Thursday, January 7, 2010

Form

Training at Altitude kicks ass, or should I say, kicked my ass. I stepped outside of my hotel in Cusco, Peru to do some training just a few minutes ago. I thought that this workout wouldn't be too hard to handle:

1. Twelve 1-arm push-ups, each arm
2. Fifteen pistol progressions, each leg
3. twenty handstand push-ups
4. Fifteen 9-count burpees.

Repeat 3 times.

Well, I couldn't get through the third set of burpees. My head and lungs where aching, trying to get enough oxygen into my body in this 3,000-plus meters-above-sea level city. By the time I got to the last set, I my form was slipping, BAD! It was all I could do to get through the handstand push-ups. I probably would get a few fuzzy eye balls from form police if they'd seen me half-assing my final 6 push-ups.

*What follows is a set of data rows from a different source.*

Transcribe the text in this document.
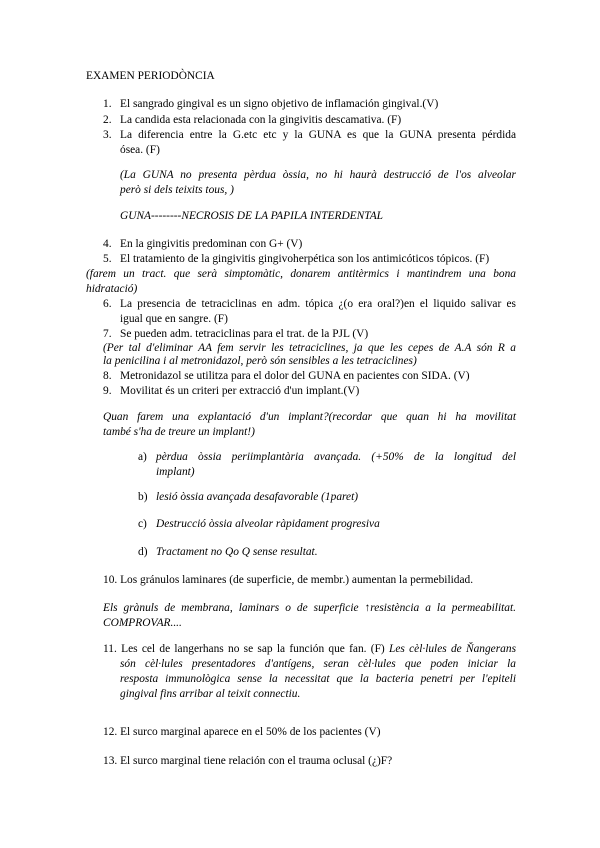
EXAMEN PERIODÒNCIA
1. El sangrado gingival es un signo objetivo de inflamación gingival.(V)
2. La candida esta relacionada con la gingivitis descamativa. (F)
3. La diferencia entre la G.etc etc y la GUNA es que la GUNA presenta pérdida
ósea. (F)
(La GUNA no presenta pèrdua òssia, no hi haurà destrucció de l'os alveolar
però si dels teixits tous, )
GUNA--------NECROSIS DE LA PAPILA INTERDENTAL
4. En la gingivitis predominan con G+ (V)
5. El tratamiento de la gingivitis gingivoherpética son los antimicóticos tópicos. (F)
(farem un tract. que serà simptomàtic, donarem antitèrmics i mantindrem una bona
hidratació)
6. La presencia de tetraciclinas en adm. tópica ¿(o era oral?)en el liquido salivar es
igual que en sangre. (F)
7. Se pueden adm. tetraciclinas para el trat. de la PJL (V)
(Per tal d'eliminar AA fem servir les tetraciclines, ja que les cepes de A.A són R a
la penicilina i al metronidazol, però són sensibles a les tetraciclines)
8. Metronidazol se utilitza para el dolor del GUNA en pacientes con SIDA. (V)
9. Movilitat és un criteri per extracció d'un implant.(V)
Quan farem una explantació d'un implant?(recordar que quan hi ha movilitat
també s'ha de treure un implant!)
a) pèrdua òssia periimplantària avançada. (+50% de la longitud del
implant)
b) lesió òssia avançada desafavorable (1paret)
c) Destrucció òssia alveolar ràpidament progresiva
d) Tractament no Qo Q sense resultat.
10. Los gránulos laminares (de superficie, de membr.) aumentan la permebilidad.
Els grànuls de membrana, laminars o de superficie ↑resistència a la permeabilitat.
COMPROVAR....
11. Les cel de langerhans no se sap la función que fan. (F) Les cèl·lules de Ňangerans
són cèl·lules presentadores d'antígens, seran cèl·lules que poden iniciar la
resposta immunològica sense la necessitat que la bacteria penetri per l'epiteli
gingival fins arribar al teixit connectiu.
12. El surco marginal aparece en el 50% de los pacientes (V)
13. El surco marginal tiene relación con el trauma oclusal (¿)F?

They might have a point. I wasn't getting the full benefit out of each rep by only going partially down to the ground on my 1-arm push-ups. I'd get more upper back work out of the handstand push-ups had I touched my nose to the ground rather than my head. Still, they'd be missing the point.

If you think about it, form serves two basic purposes: to keep our body safe while exercising and to get the most out of each and every rep of the exercise. Safety is pretty easy to understand. If you don't keep certain parts of your body rigid and in the right positon during the exercise, you could injure yourself to varying degrees. Take my handstand push-ups for example. If you don't keep your glutes and abs contracted, you risk hurting your lower back. The same thing applies for the single leg squatting work. If you don't keep your hip flexors contracted to control the movement, you'll throw your hips out of alignment. So, a basic form for exercises is required and necessary.

When it comes to tweaking form, or losing it, from a performance standpoint, things get murky. Form must conform to the needs of the practicioner, to some degree. If you have to go with kipping to do decent pull-ups, then who is anyone to say that you're doing it wrong? After all, if you're working your way up to a full pull-up, then it's a issue of progression. If you´ve exhausted yourself and you´re just trying to get a few more in, then so what?

As for fatigue, well, I doubt that everyone's reps on the final set are as clean in form as the beginning set. If you're really killing it, it gets really difficult to get all the way down to the ground on the last one-arm push-up. The body's capability to do so is dwindling. Even so, it's not like you're not getting some benefit out of the exercise. You're just doing what you can.

Now, I could go into the ¨form police are assholes¨ rant from here but, frankly, Ross Enamait already covered that base so well. Let´s just leave it at this for now: Keep enough form to protect yourself during the exercise but feel free to modify based on your needs. The ends do justify the means so if you get strong and healthy with a modification, then nobody is to say whether or not your form was good or not.

As far as I´m concerned, unless you have a video out there proving how perfect your form is, then shut your face about anyone else´s.